But they start mixing things up as the album progresses. "Saturday Night" is more reflective of '70's pop, with its big chorus and stuttered "Sss-sss--sss-Saturday Night" hook. "Let It Roll" is a breezy acoustic ballad sweetened with pedal steel and a mellow electric piano solo, while "The Big Nowhere" is a big Latin number, full of percussion, right out of the Santana playbook.
Things get really interesting for "I Ain't Cool" as the group moves quite a bit outside their comfort zone, with a bright brass line heralding this soulful track with touches of Little Feat. "Cool Down" is another soulful one, but now doubling back with some of the Latin feel and smoothness dropped in. Then without a pause between the tracks comes the twin guitar soloing of "Kiss The Brass Ring", which then leads into a more groovy jam, and a brief return to the "Cool Down" theme.
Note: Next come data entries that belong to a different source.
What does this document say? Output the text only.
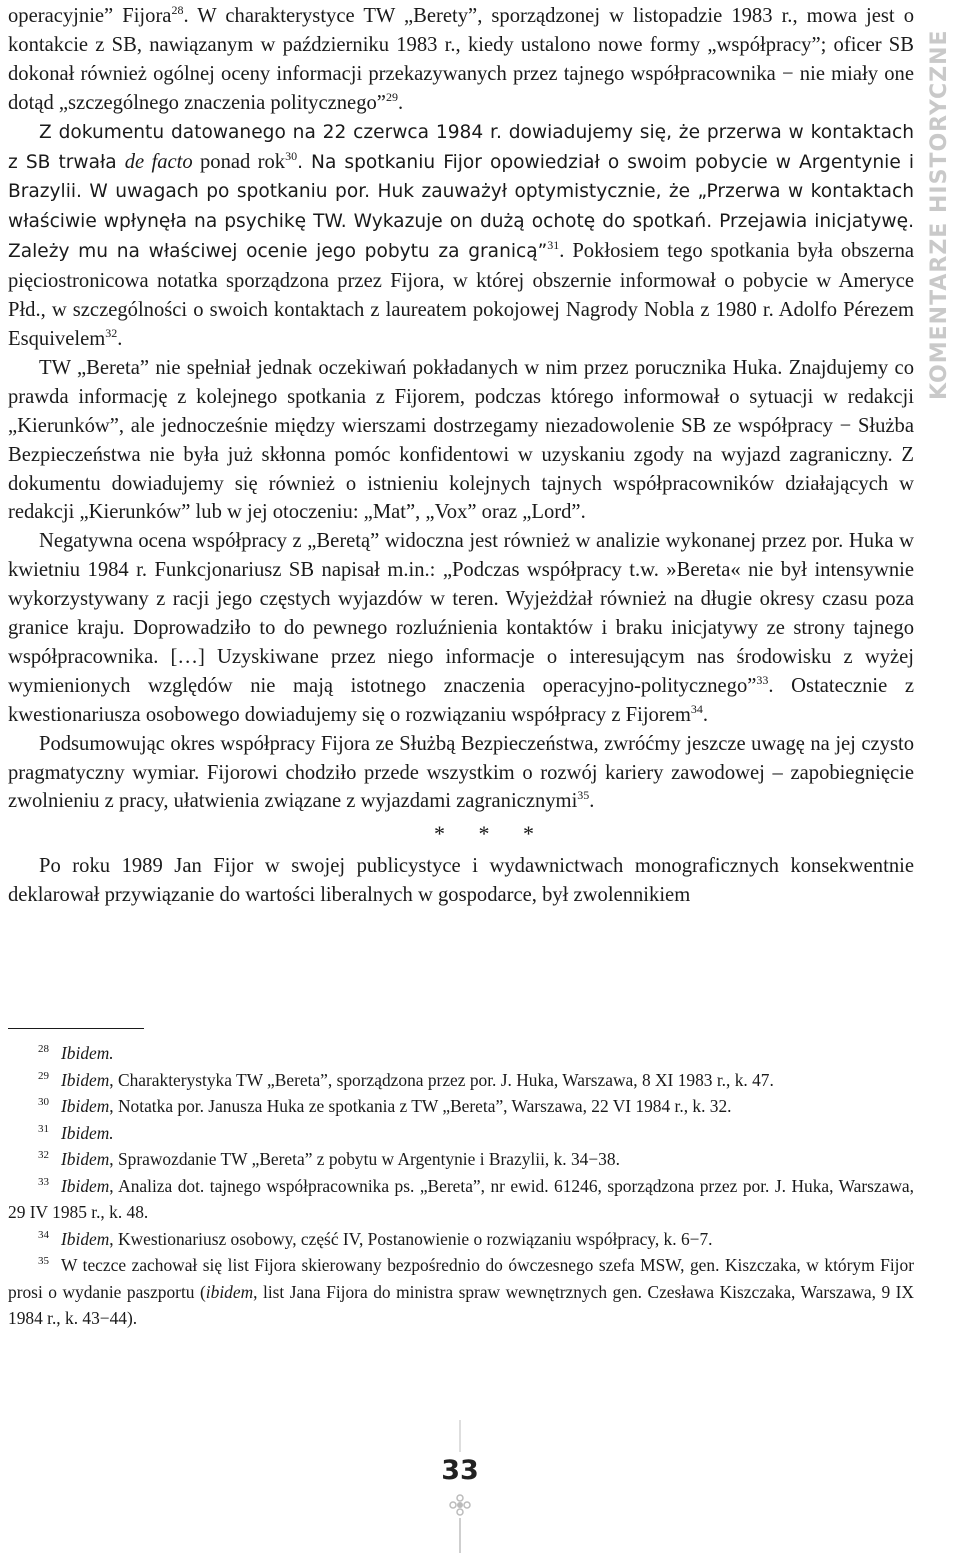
KOMENTARZE HISTORYCZNE

operacyjnie” Fijora$^{28}$. W charakterystyce TW „Berety”, sporządzonej w listopadzie 1983 r., mowa jest o kontakcie z SB, nawiązanym w październiku 1983 r., kiedy ustalono nowe formy „współpracy”; oficer SB dokonał również ogólnej oceny informacji przekazywanych przez tajnego współpracownika − nie miały one dotąd „szczególnego znaczenia politycznego”$^{29}$.
Z dokumentu datowanego na 22 czerwca 1984 r. dowiadujemy się, że przerwa w kontaktach z SB trwała de facto ponad rok$^{30}$. Na spotkaniu Fijor opowiedział o swoim pobycie w Argentynie i Brazylii. W uwagach po spotkaniu por. Huk zauważył optymistycznie, że „Przerwa w kontaktach właściwie wpłynęła na psychikę TW. Wykazuje on dużą ochotę do spotkań. Przejawia inicjatywę. Zależy mu na właściwej ocenie jego pobytu za granicą”$^{31}$. Pokłosiem tego spotkania była obszerna pięciostronicowa notatka sporządzona przez Fijora, w której obszernie informował o pobycie w Ameryce Płd., w szczególności o swoich kontaktach z laureatem pokojowej Nagrody Nobla z 1980 r. Adolfo Pérezem Esquivelem$^{32}$.

TW „Bereta” nie spełniał jednak oczekiwań pokładanych w nim przez porucznika Huka. Znajdujemy co prawda informację z kolejnego spotkania z Fijorem, podczas którego informował o sytuacji w redakcji „Kierunków”, ale jednocześnie między wierszami dostrzegamy niezadowolenie SB ze współpracy − Służba Bezpieczeństwa nie była już skłonna pomóc konfidentowi w uzyskaniu zgody na wyjazd zagraniczny. Z dokumentu dowiadujemy się również o istnieniu kolejnych tajnych współpracowników działających w redakcji „Kierunków” lub w jej otoczeniu: „Mat”, „Vox” oraz „Lord”.

Negatywna ocena współpracy z „Beretą” widoczna jest również w analizie wykonanej przez por. Huka w kwietniu 1984 r. Funkcjonariusz SB napisał m.in.: „Podczas współpracy t.w. »Bereta« nie był intensywnie wykorzystywany z racji jego częstych wyjazdów w teren. Wyjeżdżał również na długie okresy czasu poza granice kraju. Doprowadziło to do pewnego rozluźnienia kontaktów i braku inicjatywy ze strony tajnego współpracownika. […] Uzyskiwane przez niego informacje o interesującym nas środowisku z wyżej wymienionych względów nie mają istotnego znaczenia operacyjno-politycznego”$^{33}$. Ostatecznie z kwestionariusza osobowego dowiadujemy się o rozwiązaniu współpracy z Fijorem$^{34}$.

Podsumowując okres współpracy Fijora ze Służbą Bezpieczeństwa, zwróćmy jeszcze uwagę na jej czysto pragmatyczny wymiar. Fijorowi chodziło przede wszystkim o rozwój kariery zawodowej – zapobiegnięcie zwolnieniu z pracy, ułatwienia związane z wyjazdami zagranicznymi$^{35}$.

* * *

Po roku 1989 Jan Fijor w swojej publicystyce i wydawnictwach monograficznych konsekwentnie deklarował przywiązanie do wartości liberalnych w gospodarce, był zwolennikiem

$^{28}$ Ibidem.

$^{29}$ Ibidem, Charakterystyka TW „Bereta”, sporządzona przez por. J. Huka, Warszawa, 8 XI 1983 r., k. 47.

$^{30}$ Ibidem, Notatka por. Janusza Huka ze spotkania z TW „Bereta”, Warszawa, 22 VI 1984 r., k. 32.

$^{31}$ Ibidem.

$^{32}$ Ibidem, Sprawozdanie TW „Bereta” z pobytu w Argentynie i Brazylii, k. 34−38.

$^{33}$ Ibidem, Analiza dot. tajnego współpracownika ps. „Bereta”, nr ewid. 61246, sporządzona przez por. J. Huka, Warszawa, 29 IV 1985 r., k. 48.

$^{34}$ Ibidem, Kwestionariusz osobowy, część IV, Postanowienie o rozwiązaniu współpracy, k. 6−7.

$^{35}$ W teczce zachował się list Fijora skierowany bezpośrednio do ówczesnego szefa MSW, gen. Kiszczaka, w którym Fijor prosi o wydanie paszportu (ibidem, list Jana Fijora do ministra spraw wewnętrznych gen. Czesława Kiszczaka, Warszawa, 9 IX 1984 r., k. 43−44).

33
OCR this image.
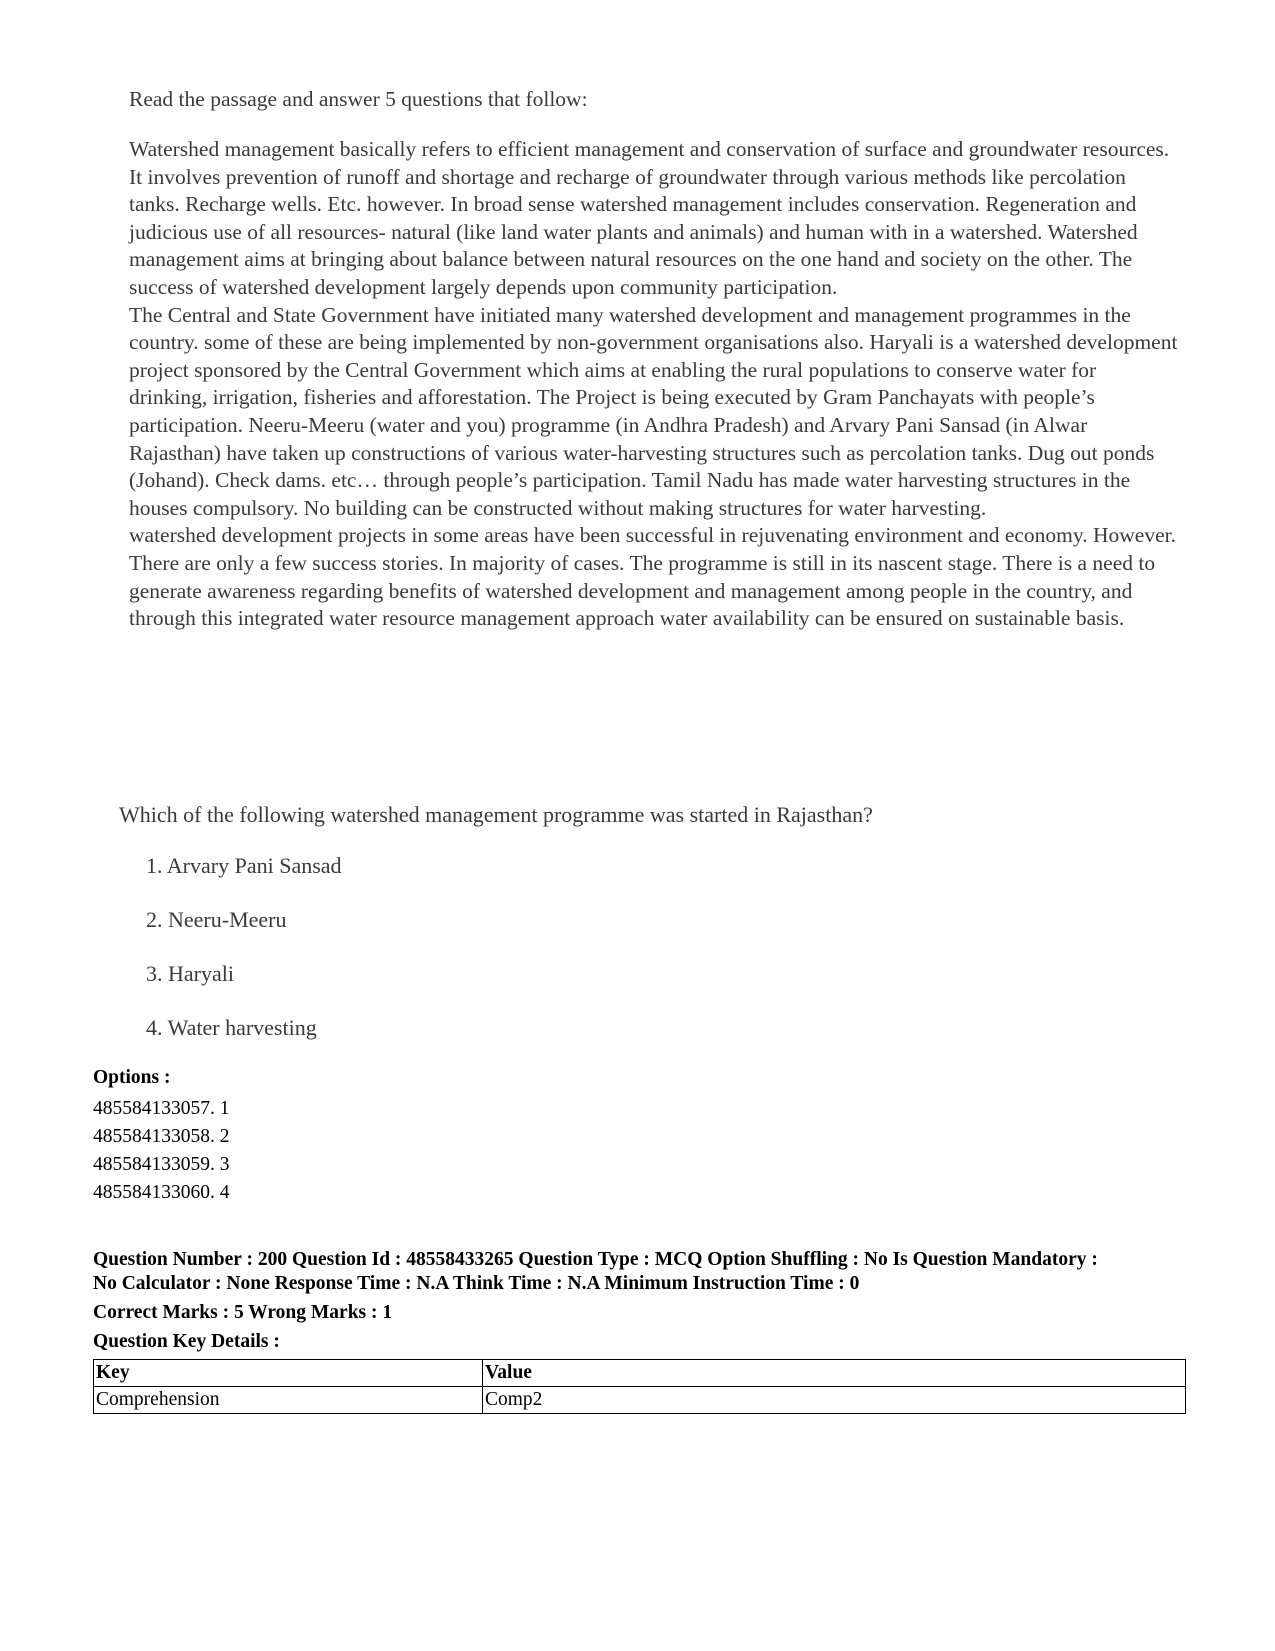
Read the passage and answer 5 questions that follow:

Watershed management basically refers to efficient management and conservation of surface and groundwater resources. It involves prevention of runoff and shortage and recharge of groundwater through various methods like percolation tanks. Recharge wells. Etc. however. In broad sense watershed management includes conservation. Regeneration and judicious use of all resources- natural (like land water plants and animals) and human with in a watershed. Watershed management aims at bringing about balance between natural resources on the one hand and society on the other. The success of watershed development largely depends upon community participation.

The Central and State Government have initiated many watershed development and management programmes in the country. some of these are being implemented by non-government organisations also. Haryali is a watershed development project sponsored by the Central Government which aims at enabling the rural populations to conserve water for drinking, irrigation, fisheries and afforestation. The Project is being executed by Gram Panchayats with people’s participation. Neeru-Meeru (water and you) programme (in Andhra Pradesh) and Arvary Pani Sansad (in Alwar Rajasthan) have taken up constructions of various water-harvesting structures such as percolation tanks. Dug out ponds (Johand). Check dams. etc… through people’s participation. Tamil Nadu has made water harvesting structures in the houses compulsory. No building can be constructed without making structures for water harvesting.

watershed development projects in some areas have been successful in rejuvenating environment and economy. However. There are only a few success stories. In majority of cases. The programme is still in its nascent stage. There is a need to generate awareness regarding benefits of watershed development and management among people in the country, and through this integrated water resource management approach water availability can be ensured on sustainable basis.

Which of the following watershed management programme was started in Rajasthan?

1. Arvary Pani Sansad
2. Neeru-Meeru
3. Haryali
4. Water harvesting
Options :
485584133057. 1
485584133058. 2
485584133059. 3
485584133060. 4
Question Number : 200 Question Id : 48558433265 Question Type : MCQ Option Shuffling : No Is Question Mandatory :
No Calculator : None Response Time : N.A Think Time : N.A Minimum Instruction Time : 0
Correct Marks : 5 Wrong Marks : 1
Question Key Details :
Key	Value
Comprehension	Comp2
Sometimes all this switching about can be jarring, and some of the parts and sounds seem to come out of nowhere, but I'll trade those forced moments for The Sheepdogs' freedom. The experimenting comes to a fascinating conclusion with a grand medley of six cuts that's the most country rock thing here, and a chance for all the players and singers to shine one last extended time. The group tried really hard to stretch, and make a solid, start-to-finish album, and succeeded beautifully.